Georgetown University professor Charles Kupchan said he expected the Asia swing to be much more upbeat than the trip to Cannes had been for Obama, whose re-election chances in November 2012 hinge on his economic record.

Executives from companies such as Boeing, Caterpillar, General Electric and Time Warner Cable are also attending the APEC summit in Hawaii to help Obama make the case that closer ties with Asia will help create U.S. jobs.

When you look for rays of light, where is growth going to come from, one of the main answers is exports to Asia, Kupchan said. It is something that this president needs to focus on, particularly in an election season.

Obama and his wife Michelle were scheduled to arrive in Honolulu later on Friday.

En route to Hawaii, they stopped at Naval Base Coronado near San Diego to attend the Carrier Classic college basketball game being held on the flight deck of the USS Carl Vinson, the aircraft carrier used for burial at sea of al Qaeda leader Osama bin Laden in May.

During the trip, Obama will not be able to leave the European financial crisis behind entirely.

Asia-Pacific finance ministers meeting before the leaders' summit fretted about Europe's lack of strong action to deal with crises in Greece and Italy and talked of ways to bolster their economies to minimize spillover.

PACIFIC POWER

Obama will also seek to reassert the U.S. role as a Pacific power, shifting more of its budget-stretched military resources to Asia as it pulls out of Afghanistan and Iraq and worries less about security in Europe.

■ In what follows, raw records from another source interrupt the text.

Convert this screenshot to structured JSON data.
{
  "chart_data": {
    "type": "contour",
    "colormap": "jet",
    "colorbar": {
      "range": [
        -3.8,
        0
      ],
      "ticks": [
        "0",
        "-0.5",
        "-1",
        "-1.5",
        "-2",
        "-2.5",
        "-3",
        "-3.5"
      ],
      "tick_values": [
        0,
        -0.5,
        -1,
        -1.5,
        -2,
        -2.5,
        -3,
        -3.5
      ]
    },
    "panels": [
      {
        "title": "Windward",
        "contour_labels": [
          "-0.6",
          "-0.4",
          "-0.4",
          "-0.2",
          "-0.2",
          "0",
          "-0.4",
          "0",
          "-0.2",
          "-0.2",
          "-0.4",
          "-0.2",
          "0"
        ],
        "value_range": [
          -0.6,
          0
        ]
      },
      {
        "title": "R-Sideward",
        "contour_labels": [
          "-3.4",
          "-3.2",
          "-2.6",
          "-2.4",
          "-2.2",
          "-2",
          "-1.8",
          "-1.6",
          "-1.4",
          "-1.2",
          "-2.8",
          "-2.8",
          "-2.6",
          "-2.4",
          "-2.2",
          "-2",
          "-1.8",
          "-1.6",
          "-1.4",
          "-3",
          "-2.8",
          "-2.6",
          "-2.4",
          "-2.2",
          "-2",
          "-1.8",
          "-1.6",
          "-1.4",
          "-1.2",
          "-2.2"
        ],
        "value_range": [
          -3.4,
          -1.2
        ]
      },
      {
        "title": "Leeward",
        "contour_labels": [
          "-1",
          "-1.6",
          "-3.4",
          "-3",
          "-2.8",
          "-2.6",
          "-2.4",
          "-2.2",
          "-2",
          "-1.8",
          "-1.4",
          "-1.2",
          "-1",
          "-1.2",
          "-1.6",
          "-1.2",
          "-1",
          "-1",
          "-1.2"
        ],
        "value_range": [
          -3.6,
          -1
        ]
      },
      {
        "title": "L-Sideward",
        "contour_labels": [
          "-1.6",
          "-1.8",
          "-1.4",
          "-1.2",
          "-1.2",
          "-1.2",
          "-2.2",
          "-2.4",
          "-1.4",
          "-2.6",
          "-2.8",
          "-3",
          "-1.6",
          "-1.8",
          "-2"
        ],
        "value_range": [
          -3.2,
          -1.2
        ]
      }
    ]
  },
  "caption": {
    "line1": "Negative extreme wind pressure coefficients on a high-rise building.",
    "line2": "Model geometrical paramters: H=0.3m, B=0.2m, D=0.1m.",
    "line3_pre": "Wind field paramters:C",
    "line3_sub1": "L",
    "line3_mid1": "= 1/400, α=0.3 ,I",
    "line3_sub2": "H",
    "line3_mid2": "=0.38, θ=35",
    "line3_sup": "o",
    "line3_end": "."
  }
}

Obama wants to make clear at the summit that the United States is all in as it relates to the Asia-Pacific region despite U.S. budget constraints, senior White House aide Ben Rhodes told reporters.

We believe we can ... play our role in terms of having a robust force posture even in a time of fiscal austerity in cuts in a defense budget, said Rhodes, a White House deputy national security adviser.

In Australia, Obama is set to announce an agreement for more than 2,000 U.S. Marines to train and do joint exercises from Darwin, a city with a large military presence on the country's northern coast, according to an Obama administration official familiar with the plans.

The cooperation deal is seen as a stepping stone to a more permanent presence for the United States in Australia, which could eventually see U.S. vessels stationed in Perth or nearby that could respond faster to regional threats or humanitarian emergencies than they could from Hawaii or California.

This is part of a big push to put the United States back into the Asian game after a decade or so in which it has been preoccupied with the Middle East, Kupchan said.

Obama is likely to avoid direct references to China when making the announcement, although the agreement is widely seen as a way for the United States to act as a check on Chinese power and defuse conflicts over waterways and disputed islands.

It is sending a very clear message that the United States is not ceding Asia diplomatically to China, said Cha, the former Bush adviser who is now a scholar at the Center for Strategic and International Studies.